My left cheek swelled up to about 3 times its usual size because the area, from which my tooth was extracted, got infected. My mom almost fainted when she looked at me. My parents rushed me back to the hospital… to that same dentist. That’s when the dentist got a razor blade and cut the infection out of my gums, again without anesthesia. Ouch. Surprisingly, the infection went away, and my face either went back to normal that day or caught up with the size of that cheek as I’d grown up over the years. But a permanent tooth, that was supposed to grow in place of the milk tooth, never did.

The berries are because I love raspberries. They are illustrated as hearts on a vine. They are for the love of life, people, and work. And the vine is for personal growth. Of course, I created the meanings of those parts only after I completed the inside part of the logo. I just like things to have good meanings.

The traumatic events of Bruce Wayne for his creation of Batman and my own events for the creation of my logo are just a coincidence.
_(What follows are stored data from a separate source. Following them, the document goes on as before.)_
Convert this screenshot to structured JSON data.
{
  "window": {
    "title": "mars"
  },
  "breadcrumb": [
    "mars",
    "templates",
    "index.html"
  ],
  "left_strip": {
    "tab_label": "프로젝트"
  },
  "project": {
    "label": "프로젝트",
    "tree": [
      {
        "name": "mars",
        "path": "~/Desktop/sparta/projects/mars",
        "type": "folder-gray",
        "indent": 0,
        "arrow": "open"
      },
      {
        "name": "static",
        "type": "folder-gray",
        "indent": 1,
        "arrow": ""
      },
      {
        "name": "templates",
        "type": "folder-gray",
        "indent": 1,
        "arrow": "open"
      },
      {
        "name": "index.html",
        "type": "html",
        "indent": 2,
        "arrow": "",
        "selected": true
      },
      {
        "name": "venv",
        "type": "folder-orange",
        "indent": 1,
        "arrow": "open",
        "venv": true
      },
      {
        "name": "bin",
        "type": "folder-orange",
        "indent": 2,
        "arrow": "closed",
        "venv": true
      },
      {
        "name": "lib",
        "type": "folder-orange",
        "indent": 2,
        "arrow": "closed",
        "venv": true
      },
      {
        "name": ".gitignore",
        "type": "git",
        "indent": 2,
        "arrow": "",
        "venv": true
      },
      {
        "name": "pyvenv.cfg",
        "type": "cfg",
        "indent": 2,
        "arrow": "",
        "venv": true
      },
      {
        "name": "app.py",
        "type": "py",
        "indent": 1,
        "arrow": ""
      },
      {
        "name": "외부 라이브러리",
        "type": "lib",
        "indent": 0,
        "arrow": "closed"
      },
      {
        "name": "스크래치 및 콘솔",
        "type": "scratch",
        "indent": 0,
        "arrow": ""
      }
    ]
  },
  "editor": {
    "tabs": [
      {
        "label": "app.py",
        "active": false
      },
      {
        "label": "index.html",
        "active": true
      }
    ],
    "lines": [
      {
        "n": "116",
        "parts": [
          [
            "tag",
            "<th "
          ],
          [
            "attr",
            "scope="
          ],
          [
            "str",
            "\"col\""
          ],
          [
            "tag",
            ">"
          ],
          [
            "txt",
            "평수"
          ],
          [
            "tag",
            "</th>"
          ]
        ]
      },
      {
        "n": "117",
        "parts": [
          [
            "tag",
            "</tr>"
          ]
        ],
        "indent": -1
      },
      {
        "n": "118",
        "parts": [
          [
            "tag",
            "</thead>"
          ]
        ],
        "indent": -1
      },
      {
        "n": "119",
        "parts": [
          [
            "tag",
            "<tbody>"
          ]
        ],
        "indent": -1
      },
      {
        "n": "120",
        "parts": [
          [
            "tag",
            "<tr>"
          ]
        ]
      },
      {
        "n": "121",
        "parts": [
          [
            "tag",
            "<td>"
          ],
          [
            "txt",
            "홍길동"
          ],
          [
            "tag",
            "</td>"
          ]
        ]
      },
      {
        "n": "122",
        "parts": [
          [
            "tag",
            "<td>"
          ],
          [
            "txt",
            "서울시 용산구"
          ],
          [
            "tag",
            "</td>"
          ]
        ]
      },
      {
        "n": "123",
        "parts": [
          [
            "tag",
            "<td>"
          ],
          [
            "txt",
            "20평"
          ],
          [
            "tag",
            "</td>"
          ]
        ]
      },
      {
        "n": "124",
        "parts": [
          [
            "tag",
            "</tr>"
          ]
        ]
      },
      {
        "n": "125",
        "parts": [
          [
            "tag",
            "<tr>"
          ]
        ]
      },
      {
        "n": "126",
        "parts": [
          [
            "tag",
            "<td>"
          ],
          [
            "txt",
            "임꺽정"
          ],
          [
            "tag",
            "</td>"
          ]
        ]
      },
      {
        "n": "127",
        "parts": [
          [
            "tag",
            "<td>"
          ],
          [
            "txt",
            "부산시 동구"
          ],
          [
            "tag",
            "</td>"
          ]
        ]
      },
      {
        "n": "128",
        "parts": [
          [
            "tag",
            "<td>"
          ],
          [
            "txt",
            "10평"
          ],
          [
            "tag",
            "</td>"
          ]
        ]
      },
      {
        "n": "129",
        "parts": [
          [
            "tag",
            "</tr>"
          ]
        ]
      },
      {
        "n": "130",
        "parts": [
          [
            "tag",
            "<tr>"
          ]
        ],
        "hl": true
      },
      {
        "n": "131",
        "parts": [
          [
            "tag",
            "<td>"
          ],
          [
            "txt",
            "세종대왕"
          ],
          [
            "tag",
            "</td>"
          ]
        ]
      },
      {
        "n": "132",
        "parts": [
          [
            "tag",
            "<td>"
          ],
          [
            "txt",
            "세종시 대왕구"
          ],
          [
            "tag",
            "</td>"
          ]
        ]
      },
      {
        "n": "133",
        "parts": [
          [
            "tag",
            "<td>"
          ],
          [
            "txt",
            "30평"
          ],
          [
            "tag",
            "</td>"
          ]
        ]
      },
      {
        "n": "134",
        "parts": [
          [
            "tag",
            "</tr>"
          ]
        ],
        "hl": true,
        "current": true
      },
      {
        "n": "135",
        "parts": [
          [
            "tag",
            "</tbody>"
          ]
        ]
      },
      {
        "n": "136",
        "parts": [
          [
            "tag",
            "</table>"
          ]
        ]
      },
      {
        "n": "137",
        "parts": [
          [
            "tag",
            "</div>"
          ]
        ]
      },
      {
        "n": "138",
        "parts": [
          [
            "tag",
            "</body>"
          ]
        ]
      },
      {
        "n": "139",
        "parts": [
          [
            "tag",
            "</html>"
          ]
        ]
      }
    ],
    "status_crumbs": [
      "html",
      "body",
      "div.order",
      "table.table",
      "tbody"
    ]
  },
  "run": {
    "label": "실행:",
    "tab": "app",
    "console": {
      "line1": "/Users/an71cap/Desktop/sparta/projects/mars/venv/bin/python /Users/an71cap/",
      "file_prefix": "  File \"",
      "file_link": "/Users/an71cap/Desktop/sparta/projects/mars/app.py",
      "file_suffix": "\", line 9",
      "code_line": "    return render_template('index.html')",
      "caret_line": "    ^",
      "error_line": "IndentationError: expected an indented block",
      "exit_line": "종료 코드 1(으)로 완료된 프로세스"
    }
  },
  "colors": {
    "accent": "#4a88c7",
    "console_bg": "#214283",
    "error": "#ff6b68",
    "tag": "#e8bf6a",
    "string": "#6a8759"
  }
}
I learned the story about Batman’s and Bruce Wayne’s character after I created Razorberries (this website) for my artwork back in 2003. But this coincidence is one of the things that makes Batman my favorite super hero.

So about my social anxiety: When I’m being myself and when I do what I love – art & illustration, I forget about my anxiety. Fears cease to exist. Thank you to super teacher Brian and his super students for saving my life once more when they had me at their art class.